I didn’t say that. Instead, I reassured her. I told her not to worry, of course this wasn’t a simple case, but we’d do the best we could, we’d be resolute but at the same time tread carefully. And a whole lot of nonsense like that. The next day I would go the Prosecutor’s department, talk to the prosecutor and get the papers. Fortunately, I said, the prosecutor, Dottoressa Mantovani, was someone you could trust. That much was true.
I told her we’d meet again a few days before the hearing, after I’d had a look at the papers. I preferred not to talk about the case until I had an idea of what was in the file.
The meeting lasted at least half an hour. Sister Claudia didn’t say a word the whole time, just kept looking at me with those inscrutable eyes.
As they left, I threw a glance, almost involuntarily, at her tight jeans. Just for a moment, until I remembered she was a nun, and that wasn’t the way to look at a nun.
8
It was the weekend again.
We’d been invited to a party by two friends of Margherita’s, Rita and Nicola. They were nice people, a bit eccentric, who in order to have more space at their disposal had moved to a villa just outside the city, on the old road that runs south between the sea and the countryside.
Put like that, it sounds romantic. But the villa was half in ruins, the garden looked like the garden of the House of Usher, and every night girls from Eastern Europe congregated a few yards from the gate, in various stages of undress depending on the season. Their clients’ cars stopped practically in front of Rita and Nicola’s house. There was a constant stream of them until well into the night. Every now and again, the police or the carabinieri turned up, hauled in the clients and the girls, sent some of the girls back to their countries, and for a few days the traffic stopped. Then, within a week, it all started again, just like before.
The countryside behind the villa was populated by packs of wild dogs and scattered with ruins used as storage for stolen goods. I could say that with some certainty, seeing as how one of the fences who used these ruins was a client of mine who’d once been arrested while unloading a truck full of stolen hi-fis into one of them.
None of this seemed to be a problem for Rita and Nicola. They paid an absurdly low rent for a thousand square feet, which they’d never have been able to afford in the centre of town. The house was full of the strangest things. And, when there was a party, the strangest people.

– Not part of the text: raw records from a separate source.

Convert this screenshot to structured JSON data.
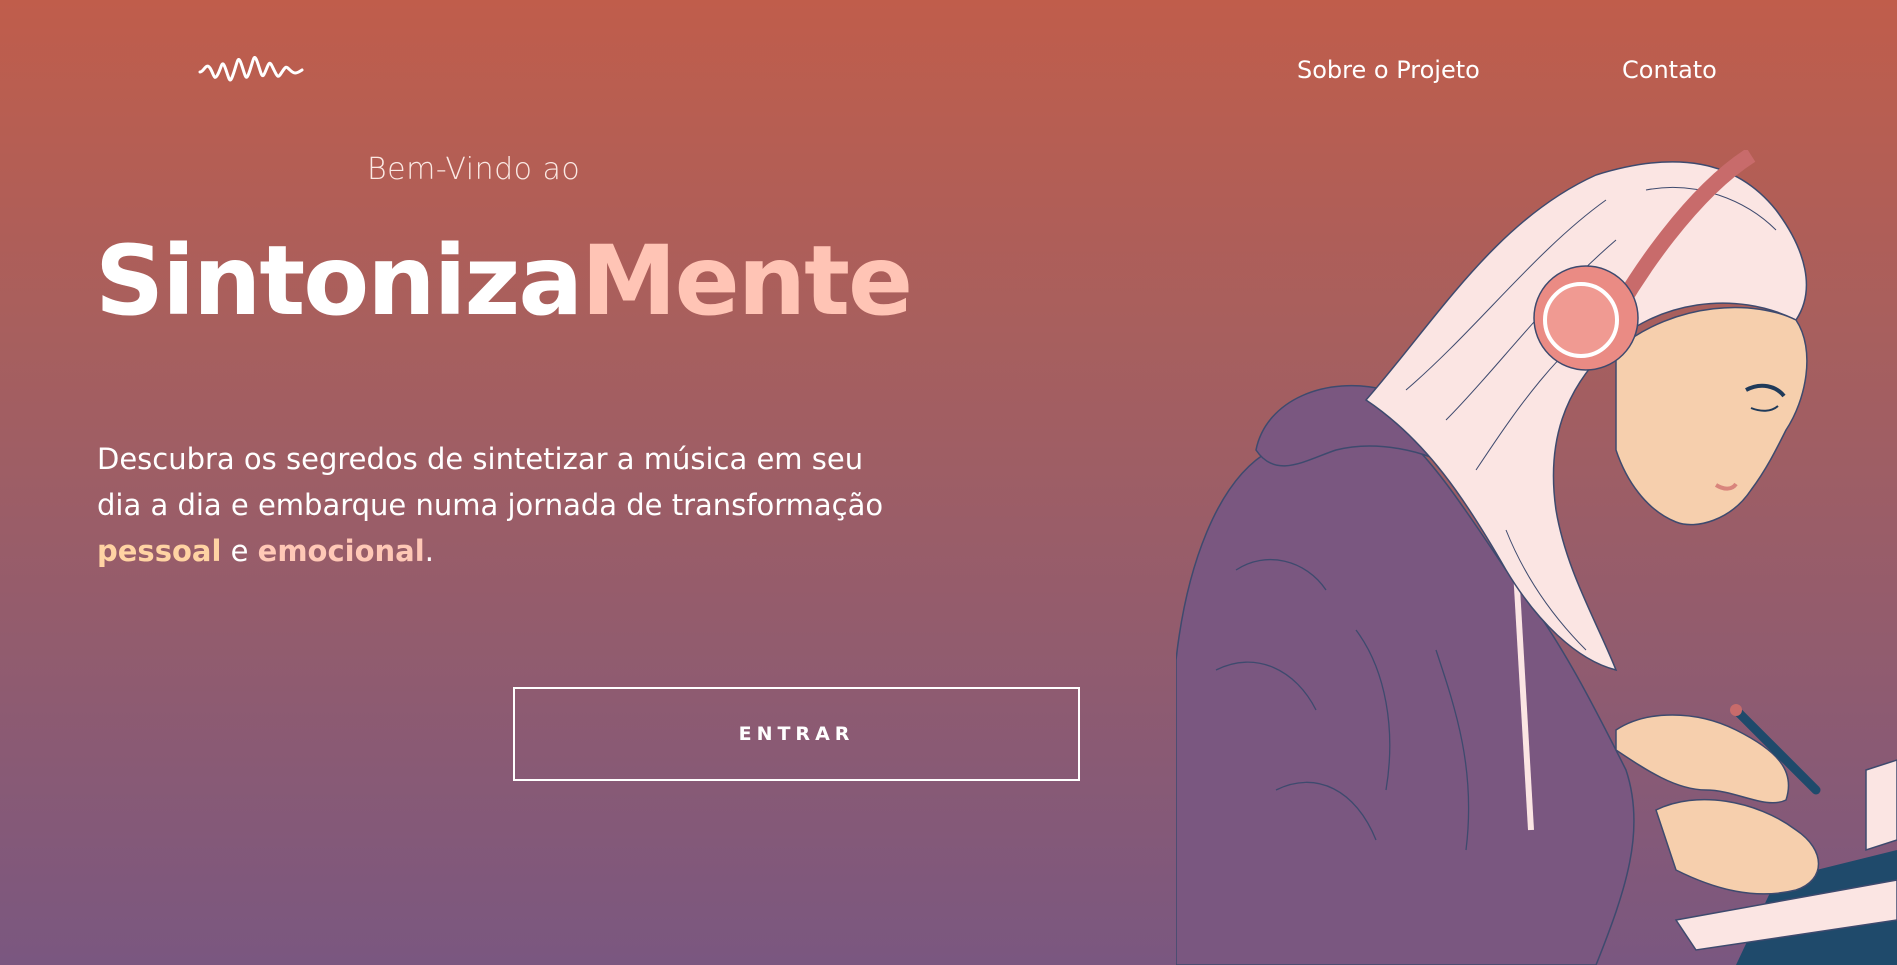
{
  "header": {
    "logo_icon": "soundwave-icon",
    "nav": [
      {
        "label": "Sobre o Projeto"
      },
      {
        "label": "Contato"
      }
    ]
  },
  "hero": {
    "welcome": "Bem-Vindo ao",
    "brand_part1": "Sintoniza",
    "brand_part2": "Mente",
    "description_start": "Descubra os segredos de sintetizar a música em seu dia a dia e embarque numa jornada de transformação ",
    "highlight_1": "pessoal",
    "connector": " e ",
    "highlight_2": "emocional",
    "description_end": ".",
    "button_label": "ENTRAR"
  },
  "illustration": {
    "icon": "girl-with-headphones-writing-illustration"
  },
  "colors": {
    "gradient_top": "#c05d4b",
    "gradient_bottom": "#7a5780",
    "brand_accent": "#ffc4b5",
    "highlight_pessoal": "#ffd3a3",
    "highlight_emocional": "#ffc8b6",
    "hoodie": "#7a5780",
    "headphones": "#ea8b84",
    "skin": "#f6cfad",
    "hair": "#fbe5e3"
  }
}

Rita was a painter and taught at the Academy of Fine Arts. Nicola had a New Age bookshop, specializing in oriental and esoteric philosophies and practices.
One of the rooms in the villa had mats on the floor and mirrors on the walls. This was where they held seminars on transcendental meditation, tai chi chuan and shiatsu, and study sessions on The Tibetan Book of the Dead, Chinese astrology, and so on.

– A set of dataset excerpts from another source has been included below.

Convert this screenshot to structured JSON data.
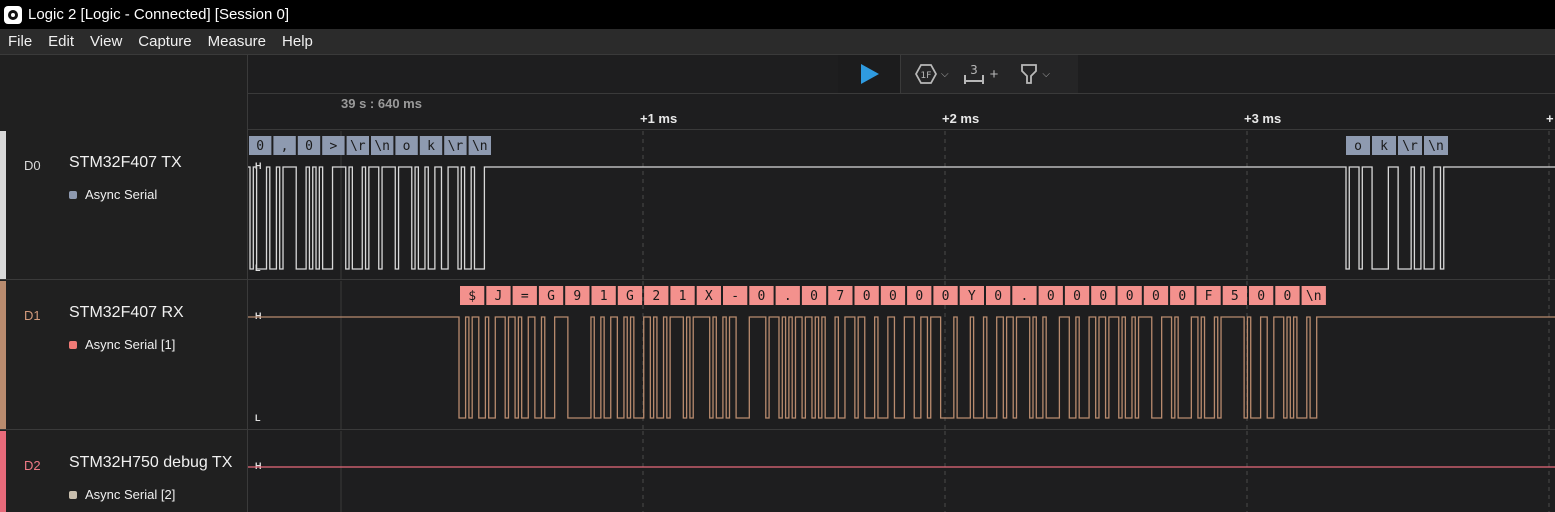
{
  "window": {
    "title": "Logic 2 [Logic - Connected] [Session 0]"
  },
  "menu": [
    "File",
    "Edit",
    "View",
    "Capture",
    "Measure",
    "Help"
  ],
  "toolbar": {
    "play_icon": "play-icon",
    "trigger_icon": "trigger-icon",
    "timing_marker_icon": "timing-marker-icon",
    "timing_marker_count": "3",
    "add_label": "+",
    "measure_icon": "measure-pin-icon"
  },
  "timeline": {
    "origin_label": "39 s : 640 ms",
    "ticks": [
      "+1 ms",
      "+2 ms",
      "+3 ms",
      "+"
    ]
  },
  "channels": [
    {
      "id": "D0",
      "name": "STM32F407 TX",
      "color": "#d9d9d9",
      "id_color": "#d9d9d9",
      "analyzer": {
        "label": "Async Serial",
        "color": "#8e9ab0"
      },
      "high_label": "H",
      "low_label": "L",
      "frame_color": "#8e9ab0",
      "frames_group1": [
        "0",
        ",",
        "0",
        ">",
        "\\r",
        "\\n",
        "o",
        "k",
        "\\r",
        "\\n"
      ],
      "frames_group2": [
        "o",
        "k",
        "\\r",
        "\\n"
      ]
    },
    {
      "id": "D1",
      "name": "STM32F407 RX",
      "color": "#b98b6e",
      "id_color": "#d39a7c",
      "analyzer": {
        "label": "Async Serial [1]",
        "color": "#f07a76"
      },
      "high_label": "H",
      "low_label": "L",
      "frame_color": "#f3918d",
      "frames": [
        "$",
        "J",
        "=",
        "G",
        "9",
        "1",
        "G",
        "2",
        "1",
        "X",
        "-",
        "0",
        ".",
        "0",
        "7",
        "0",
        "0",
        "0",
        "0",
        "Y",
        "0",
        ".",
        "0",
        "0",
        "0",
        "0",
        "0",
        "0",
        "F",
        "5",
        "0",
        "0",
        "\\n"
      ]
    },
    {
      "id": "D2",
      "name": "STM32H750 debug TX",
      "color": "#e86a7a",
      "id_color": "#f07a86",
      "analyzer": {
        "label": "Async Serial [2]",
        "color": "#c9bfae"
      },
      "high_label": "H"
    }
  ]
}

Nicola was a kind of Buddha of Suburbia, like the Hanif Kureishi character. Only he didn’t operate in Seventies London, but in Bari in the early twenty-first century. Between Iapigia and Torre a Mare, to be precise.
As I was getting ready to go out, cleaning my teeth in front of the bathroom mirror, I thought I saw something under my eyes. Like a slight shadow, or a slight swelling. I rinsed the brush, put it away, and had a closer look. There were indeed two very slight swellings, between the eyes and the cheekbones.